Asked last week about Mr. Abu Khattala’s
role, an American official involved in a separate United States investigation
declined to comment on any particular suspects, but he indicated that the
United States was tracking Mr. Abu Khattala and cautioned that the leadership
of the attack might have been broader than a single man.
“Ansar al-Shariah is not only a shadowy group, it’s also quite
factionalized,” the official said. “There isn’t necessarily one overall
military commander of the group.”
It was not immediately clear if that
assessment might have changed with new information from Libyan witnesses. The
New York Times reported Tuesday that Mr. Abu Khattala was a leader of the
brigade, but withheld accounts of his specific role in the attack to protect
witnesses.
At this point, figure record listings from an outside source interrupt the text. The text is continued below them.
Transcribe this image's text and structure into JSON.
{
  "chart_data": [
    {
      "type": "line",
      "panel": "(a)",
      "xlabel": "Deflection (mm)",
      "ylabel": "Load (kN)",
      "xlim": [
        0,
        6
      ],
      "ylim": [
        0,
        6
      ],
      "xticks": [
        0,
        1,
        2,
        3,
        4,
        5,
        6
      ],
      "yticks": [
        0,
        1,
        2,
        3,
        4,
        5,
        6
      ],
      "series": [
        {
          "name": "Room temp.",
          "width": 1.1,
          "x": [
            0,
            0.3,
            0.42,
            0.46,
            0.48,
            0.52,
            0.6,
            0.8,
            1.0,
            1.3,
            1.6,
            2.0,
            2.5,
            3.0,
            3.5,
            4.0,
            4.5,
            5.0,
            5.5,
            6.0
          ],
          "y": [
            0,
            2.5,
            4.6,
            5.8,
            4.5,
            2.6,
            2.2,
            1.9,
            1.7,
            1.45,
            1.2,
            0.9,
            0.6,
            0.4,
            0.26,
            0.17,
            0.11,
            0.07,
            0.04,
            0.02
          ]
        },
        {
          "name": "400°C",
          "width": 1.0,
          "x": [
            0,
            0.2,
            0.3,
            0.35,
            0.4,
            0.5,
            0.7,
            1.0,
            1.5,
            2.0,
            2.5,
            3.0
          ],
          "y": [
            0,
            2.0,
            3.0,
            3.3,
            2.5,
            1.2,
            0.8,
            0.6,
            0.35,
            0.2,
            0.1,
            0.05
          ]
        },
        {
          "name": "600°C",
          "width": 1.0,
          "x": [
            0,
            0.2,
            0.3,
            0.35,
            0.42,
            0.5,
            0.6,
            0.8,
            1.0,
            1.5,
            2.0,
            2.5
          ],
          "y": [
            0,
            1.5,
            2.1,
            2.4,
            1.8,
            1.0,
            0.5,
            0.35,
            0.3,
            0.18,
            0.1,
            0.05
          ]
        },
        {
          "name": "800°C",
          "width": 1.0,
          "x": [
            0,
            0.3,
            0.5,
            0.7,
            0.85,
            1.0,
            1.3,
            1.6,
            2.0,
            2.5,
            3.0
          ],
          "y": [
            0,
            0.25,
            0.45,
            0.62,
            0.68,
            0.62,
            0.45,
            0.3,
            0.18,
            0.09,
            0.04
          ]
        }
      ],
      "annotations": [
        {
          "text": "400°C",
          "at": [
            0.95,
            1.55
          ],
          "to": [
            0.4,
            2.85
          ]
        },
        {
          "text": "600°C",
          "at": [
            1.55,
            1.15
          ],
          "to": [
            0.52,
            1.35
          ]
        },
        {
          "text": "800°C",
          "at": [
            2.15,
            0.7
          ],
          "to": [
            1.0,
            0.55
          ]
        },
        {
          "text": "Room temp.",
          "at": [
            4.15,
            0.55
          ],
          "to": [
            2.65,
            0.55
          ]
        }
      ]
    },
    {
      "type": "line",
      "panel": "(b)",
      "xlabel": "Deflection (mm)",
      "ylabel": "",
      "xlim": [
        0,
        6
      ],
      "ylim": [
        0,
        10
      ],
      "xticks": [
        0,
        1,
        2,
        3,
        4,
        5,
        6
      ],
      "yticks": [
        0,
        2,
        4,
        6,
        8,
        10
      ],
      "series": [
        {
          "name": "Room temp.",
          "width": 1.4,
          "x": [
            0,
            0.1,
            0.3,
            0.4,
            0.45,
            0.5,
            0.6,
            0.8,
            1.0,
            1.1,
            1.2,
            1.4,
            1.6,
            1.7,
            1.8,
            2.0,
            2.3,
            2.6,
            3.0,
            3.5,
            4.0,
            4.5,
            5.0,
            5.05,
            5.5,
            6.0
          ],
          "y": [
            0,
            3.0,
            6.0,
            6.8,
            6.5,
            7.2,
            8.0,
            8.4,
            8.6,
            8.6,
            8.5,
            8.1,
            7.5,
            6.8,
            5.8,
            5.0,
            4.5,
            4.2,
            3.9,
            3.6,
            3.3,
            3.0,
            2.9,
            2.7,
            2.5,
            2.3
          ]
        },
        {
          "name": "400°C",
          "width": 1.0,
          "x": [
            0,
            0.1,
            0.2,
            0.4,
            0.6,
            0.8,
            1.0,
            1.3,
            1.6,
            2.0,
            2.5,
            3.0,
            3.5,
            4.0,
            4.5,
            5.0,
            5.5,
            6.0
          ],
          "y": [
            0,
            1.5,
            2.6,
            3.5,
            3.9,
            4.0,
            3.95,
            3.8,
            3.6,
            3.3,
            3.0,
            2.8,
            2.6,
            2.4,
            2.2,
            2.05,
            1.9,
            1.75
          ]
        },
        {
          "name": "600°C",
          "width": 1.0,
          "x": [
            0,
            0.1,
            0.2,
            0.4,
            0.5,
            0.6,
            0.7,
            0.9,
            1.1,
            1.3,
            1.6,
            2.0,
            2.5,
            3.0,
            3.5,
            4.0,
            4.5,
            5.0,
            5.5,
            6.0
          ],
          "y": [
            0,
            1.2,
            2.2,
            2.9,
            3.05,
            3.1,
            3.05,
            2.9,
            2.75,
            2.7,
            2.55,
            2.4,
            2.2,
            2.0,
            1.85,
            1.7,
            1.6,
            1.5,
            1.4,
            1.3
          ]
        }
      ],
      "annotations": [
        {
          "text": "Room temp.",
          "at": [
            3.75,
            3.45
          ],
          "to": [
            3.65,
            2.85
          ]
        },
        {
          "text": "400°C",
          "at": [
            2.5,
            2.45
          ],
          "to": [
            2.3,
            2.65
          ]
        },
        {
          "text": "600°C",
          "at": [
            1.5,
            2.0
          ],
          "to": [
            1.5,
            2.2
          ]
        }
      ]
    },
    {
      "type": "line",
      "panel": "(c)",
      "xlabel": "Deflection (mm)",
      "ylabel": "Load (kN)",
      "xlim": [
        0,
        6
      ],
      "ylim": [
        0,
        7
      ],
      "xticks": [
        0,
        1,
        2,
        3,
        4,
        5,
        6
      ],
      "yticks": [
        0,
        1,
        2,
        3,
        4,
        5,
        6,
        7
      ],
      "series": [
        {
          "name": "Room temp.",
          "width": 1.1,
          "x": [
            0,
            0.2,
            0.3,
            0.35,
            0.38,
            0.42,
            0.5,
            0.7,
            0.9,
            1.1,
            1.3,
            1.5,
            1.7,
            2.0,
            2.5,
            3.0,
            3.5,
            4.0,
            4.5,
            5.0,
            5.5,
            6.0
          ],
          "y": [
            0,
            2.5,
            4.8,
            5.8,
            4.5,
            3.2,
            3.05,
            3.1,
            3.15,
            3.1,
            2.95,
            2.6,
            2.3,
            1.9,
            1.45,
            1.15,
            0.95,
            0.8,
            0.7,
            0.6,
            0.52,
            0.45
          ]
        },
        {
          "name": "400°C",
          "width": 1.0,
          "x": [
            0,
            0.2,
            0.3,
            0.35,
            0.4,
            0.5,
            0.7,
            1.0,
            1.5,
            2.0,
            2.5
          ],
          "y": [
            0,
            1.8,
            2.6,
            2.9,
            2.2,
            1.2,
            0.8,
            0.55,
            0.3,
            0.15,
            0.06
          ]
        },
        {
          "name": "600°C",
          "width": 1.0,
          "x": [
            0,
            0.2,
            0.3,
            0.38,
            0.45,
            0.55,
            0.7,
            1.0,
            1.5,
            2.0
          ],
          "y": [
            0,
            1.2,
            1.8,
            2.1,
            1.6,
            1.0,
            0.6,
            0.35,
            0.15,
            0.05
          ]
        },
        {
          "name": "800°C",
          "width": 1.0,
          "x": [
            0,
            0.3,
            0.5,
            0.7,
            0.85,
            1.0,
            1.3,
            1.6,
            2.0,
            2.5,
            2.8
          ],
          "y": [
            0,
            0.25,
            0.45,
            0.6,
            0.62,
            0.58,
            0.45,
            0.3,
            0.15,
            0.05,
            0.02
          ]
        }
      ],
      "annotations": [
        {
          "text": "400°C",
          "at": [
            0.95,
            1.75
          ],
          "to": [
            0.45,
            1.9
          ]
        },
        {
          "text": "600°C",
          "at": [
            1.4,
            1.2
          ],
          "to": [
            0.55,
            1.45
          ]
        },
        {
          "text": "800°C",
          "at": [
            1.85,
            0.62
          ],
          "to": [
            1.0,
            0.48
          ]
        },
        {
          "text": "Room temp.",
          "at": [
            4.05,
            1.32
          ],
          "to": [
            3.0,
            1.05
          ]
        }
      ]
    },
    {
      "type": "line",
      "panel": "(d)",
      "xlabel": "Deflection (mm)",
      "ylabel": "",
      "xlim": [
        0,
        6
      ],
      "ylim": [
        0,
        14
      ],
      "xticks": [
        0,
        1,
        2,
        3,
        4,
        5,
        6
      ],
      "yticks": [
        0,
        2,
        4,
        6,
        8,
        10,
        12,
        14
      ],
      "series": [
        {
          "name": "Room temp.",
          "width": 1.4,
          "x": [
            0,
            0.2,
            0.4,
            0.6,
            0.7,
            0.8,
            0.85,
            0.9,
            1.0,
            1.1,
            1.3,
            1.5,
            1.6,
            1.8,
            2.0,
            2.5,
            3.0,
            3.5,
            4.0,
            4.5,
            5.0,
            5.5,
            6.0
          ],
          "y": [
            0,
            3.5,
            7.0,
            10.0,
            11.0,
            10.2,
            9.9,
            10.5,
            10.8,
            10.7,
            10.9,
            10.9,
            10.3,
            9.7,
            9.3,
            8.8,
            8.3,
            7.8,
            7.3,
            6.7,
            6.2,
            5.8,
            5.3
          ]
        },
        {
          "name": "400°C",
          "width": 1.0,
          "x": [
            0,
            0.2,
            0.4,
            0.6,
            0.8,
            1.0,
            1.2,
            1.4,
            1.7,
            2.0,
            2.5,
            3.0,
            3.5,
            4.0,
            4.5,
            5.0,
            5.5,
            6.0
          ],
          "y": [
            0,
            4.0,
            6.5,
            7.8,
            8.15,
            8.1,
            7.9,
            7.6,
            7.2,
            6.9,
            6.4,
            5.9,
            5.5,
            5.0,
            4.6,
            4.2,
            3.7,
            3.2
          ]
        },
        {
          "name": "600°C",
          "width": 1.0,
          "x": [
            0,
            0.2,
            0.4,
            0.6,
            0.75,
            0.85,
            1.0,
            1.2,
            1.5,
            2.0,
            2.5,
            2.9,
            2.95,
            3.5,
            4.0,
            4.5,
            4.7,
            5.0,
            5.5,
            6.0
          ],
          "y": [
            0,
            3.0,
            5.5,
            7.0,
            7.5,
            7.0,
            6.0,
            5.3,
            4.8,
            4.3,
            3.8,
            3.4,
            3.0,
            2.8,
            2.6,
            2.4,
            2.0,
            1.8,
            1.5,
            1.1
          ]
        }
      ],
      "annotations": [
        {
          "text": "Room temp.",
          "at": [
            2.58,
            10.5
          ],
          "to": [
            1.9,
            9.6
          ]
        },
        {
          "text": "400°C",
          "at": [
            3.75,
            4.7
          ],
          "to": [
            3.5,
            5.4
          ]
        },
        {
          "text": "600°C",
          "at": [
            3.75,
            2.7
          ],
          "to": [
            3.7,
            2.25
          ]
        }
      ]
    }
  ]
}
On Wednesday, The Wall Street Journal reported that three witnesses
had seen him during the Sept. 11 attack on the mission and that the Libyan
authorities were focused on his role.
The Journal reported that Mr. Abu Khattala
had been seen at large in the Leithi neighborhood of Benghazi, known for a high
concentration of Islamists. But his exact whereabouts is unclear. Libyan border
security is loose, so it is possible that he will flee or has already left the
country.
Mr. Abu Khattala was a member of the Islamist
opposition under Col. Muammar el-Qaddafi and was imprisoned in his notorious
Abu Salim prison. Unlike most of the other Islamist prisoners, however, Mr. Abu
Khattala never renounced violence as a means for seeking political change. He
was let out of prison only last year, along with a batch of other political
prisoners released in a futile bid by the government to appease the nascent
uprising.
Mr. Abu Khattala fought Colonel Qaddafi
along with the rest of the Libyan opposition and the current leaders of the big
militias in eastern Libya. But as those groups lined up behind the transitional
government and the democratic process, Mr. Abu Khattala and a small core of
like-minded Islamists formed Ansar al-Shariah, which now includes 100 to 200
fighters. Its name means “supporters of Islamic law,” and it opposes electoral
democracy as a substitute.
It has staged displays of armed might
intended to deter Western-style secular liberals whom it suspects of moving to
liberalize Libya, where alcohol is currently banned, polygamy is legal and a
vast majority of women wear an Islamic head covering.
But Ansar al-Shariah also guarded a local
hospital and engaged in preaching and charitable work, before popular anger at
the group for its role in the mission attack forced it to scatter and hide out
of sight.
Suliman Ali Zway contributed reporting from
Tripoli, Libya, and Eric Schmitt from Washington.
This article has been revised to reflect
the following correction:
Correction: October 17, 2012
The headline with an earlier version of
this article misidentified the source of the identification of Ahmed Abu
Khattala as a commander in the attack that killed Ambassador J. Christopher
Stevens. Libya has named Mr. Abu Khattala, not the United States.